Governments and Business working together with a common goal that of saving the planet and its people.   There is no time to lose.

2 thoughts on “Governments and business can and must work together!

  1. As a huge fan of Mary Mayenfisch-Tobin, I was delighted to see she had another posting on the BSL Blog. I feel compelled, however, to take issue with a couple of the points made therein, and one omission.

    In referring to the laudable call for Governments and business to work together, is Mayenfisch-Tobin assuming that all Governments have the interests of their people at heart? What about those governments who perhaps feel more accountable to the corporate sector than to their citizenry? What role does she see for civil society organisations such as unions and nongovernmental organisations, which often do as much if not more to highlight the plight of the disadvantaged in today’s world?

    Separately, if one were to dive into the minutiae, the UN Global Compact is certainly a good thing on its face. Many companies have adopted it because it is often the benchmark that the social responsible investment community, particularly in Europe, uses when assessing a company’s corporate responsibility.
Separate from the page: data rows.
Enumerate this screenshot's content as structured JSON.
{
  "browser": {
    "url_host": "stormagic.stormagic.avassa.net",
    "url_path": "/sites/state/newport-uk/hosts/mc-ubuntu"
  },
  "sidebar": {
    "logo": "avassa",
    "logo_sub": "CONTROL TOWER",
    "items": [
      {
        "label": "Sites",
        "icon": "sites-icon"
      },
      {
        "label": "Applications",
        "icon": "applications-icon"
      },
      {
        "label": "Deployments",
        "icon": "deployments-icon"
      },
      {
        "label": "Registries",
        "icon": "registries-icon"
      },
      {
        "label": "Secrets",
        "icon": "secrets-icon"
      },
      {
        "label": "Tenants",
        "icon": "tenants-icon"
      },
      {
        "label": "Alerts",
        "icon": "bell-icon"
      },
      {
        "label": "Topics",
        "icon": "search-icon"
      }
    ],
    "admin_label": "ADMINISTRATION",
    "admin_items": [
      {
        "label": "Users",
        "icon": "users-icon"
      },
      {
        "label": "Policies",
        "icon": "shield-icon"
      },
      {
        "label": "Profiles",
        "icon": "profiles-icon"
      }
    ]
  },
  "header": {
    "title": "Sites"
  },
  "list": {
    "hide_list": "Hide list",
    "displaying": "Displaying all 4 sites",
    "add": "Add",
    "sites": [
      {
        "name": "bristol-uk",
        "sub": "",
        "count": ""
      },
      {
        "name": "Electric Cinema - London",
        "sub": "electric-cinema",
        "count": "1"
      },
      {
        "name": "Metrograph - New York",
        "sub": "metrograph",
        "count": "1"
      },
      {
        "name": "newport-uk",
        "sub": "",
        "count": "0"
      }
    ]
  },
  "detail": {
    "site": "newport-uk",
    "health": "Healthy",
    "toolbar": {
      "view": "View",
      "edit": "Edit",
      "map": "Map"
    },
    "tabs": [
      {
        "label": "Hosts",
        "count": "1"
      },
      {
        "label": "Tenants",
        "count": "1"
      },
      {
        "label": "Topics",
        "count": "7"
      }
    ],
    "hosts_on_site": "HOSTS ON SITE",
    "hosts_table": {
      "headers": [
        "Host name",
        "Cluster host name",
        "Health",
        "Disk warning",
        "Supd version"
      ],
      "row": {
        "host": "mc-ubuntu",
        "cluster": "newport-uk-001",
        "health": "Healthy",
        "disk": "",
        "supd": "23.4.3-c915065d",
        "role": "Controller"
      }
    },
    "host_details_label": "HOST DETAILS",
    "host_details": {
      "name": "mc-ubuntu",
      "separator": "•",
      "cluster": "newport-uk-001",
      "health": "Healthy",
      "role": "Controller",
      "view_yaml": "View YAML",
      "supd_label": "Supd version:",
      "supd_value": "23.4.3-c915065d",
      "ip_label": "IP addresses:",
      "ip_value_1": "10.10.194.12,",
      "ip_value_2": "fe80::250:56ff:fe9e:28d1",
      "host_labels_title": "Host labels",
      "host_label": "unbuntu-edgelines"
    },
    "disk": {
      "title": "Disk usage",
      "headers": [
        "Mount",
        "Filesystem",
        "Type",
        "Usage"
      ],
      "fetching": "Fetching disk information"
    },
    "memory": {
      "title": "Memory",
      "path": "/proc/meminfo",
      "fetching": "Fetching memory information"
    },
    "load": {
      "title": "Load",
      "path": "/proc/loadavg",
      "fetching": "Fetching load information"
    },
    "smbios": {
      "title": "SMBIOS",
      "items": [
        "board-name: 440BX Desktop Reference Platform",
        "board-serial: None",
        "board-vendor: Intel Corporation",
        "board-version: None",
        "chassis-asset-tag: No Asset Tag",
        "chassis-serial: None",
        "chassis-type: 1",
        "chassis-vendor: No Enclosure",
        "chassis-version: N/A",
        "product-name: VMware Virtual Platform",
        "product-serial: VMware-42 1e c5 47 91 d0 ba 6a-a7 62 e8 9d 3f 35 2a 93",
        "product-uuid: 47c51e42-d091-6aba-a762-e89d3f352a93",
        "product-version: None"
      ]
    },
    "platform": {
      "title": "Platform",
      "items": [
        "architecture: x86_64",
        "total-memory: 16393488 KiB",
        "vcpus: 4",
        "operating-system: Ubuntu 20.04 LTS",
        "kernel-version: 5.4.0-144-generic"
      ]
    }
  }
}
It is, however, almost devoid of a meaningful dispute resolution procedure in the event that there are allegations that a particular company is not adhering to its obligations. Conversely, the OECD Guidelines for Multinational Enterprises – imperfect as they no doubt are – do have a national remediation provision contained therein where an interested party can go to seek redress. The work that the UN does on business and human rights is irreplaceable, as ably demonstrated by what emanated from the report by the UN Rapporteur, Professor John Ruggie, but to hang one’s hat on the UN Global Compact in its present construction as the solution would be, in my view, overly optimistic.

    Michael Bride
    Washington D.C.

  2. I am also a huge fan of Mary and pleased to see her involved in UN and business meetings. As a former UN civil servant myself, I never held much stock in the UN’s influence since its statements are produced by committees and tend to try and please everyone and thereby please no-one. The UN Global Compact is oft-vouched as the UN’s CSR approach but is limited in that case since it finds it hard to take a multi-stakeholder approach as I argued here:

    Yet the folks at the UN. led by Georg Kell, have done an admirable job in pushing the UNGC forward as Mary notes and to see 10,000 companies companies signed up is certainly a step in the right direction.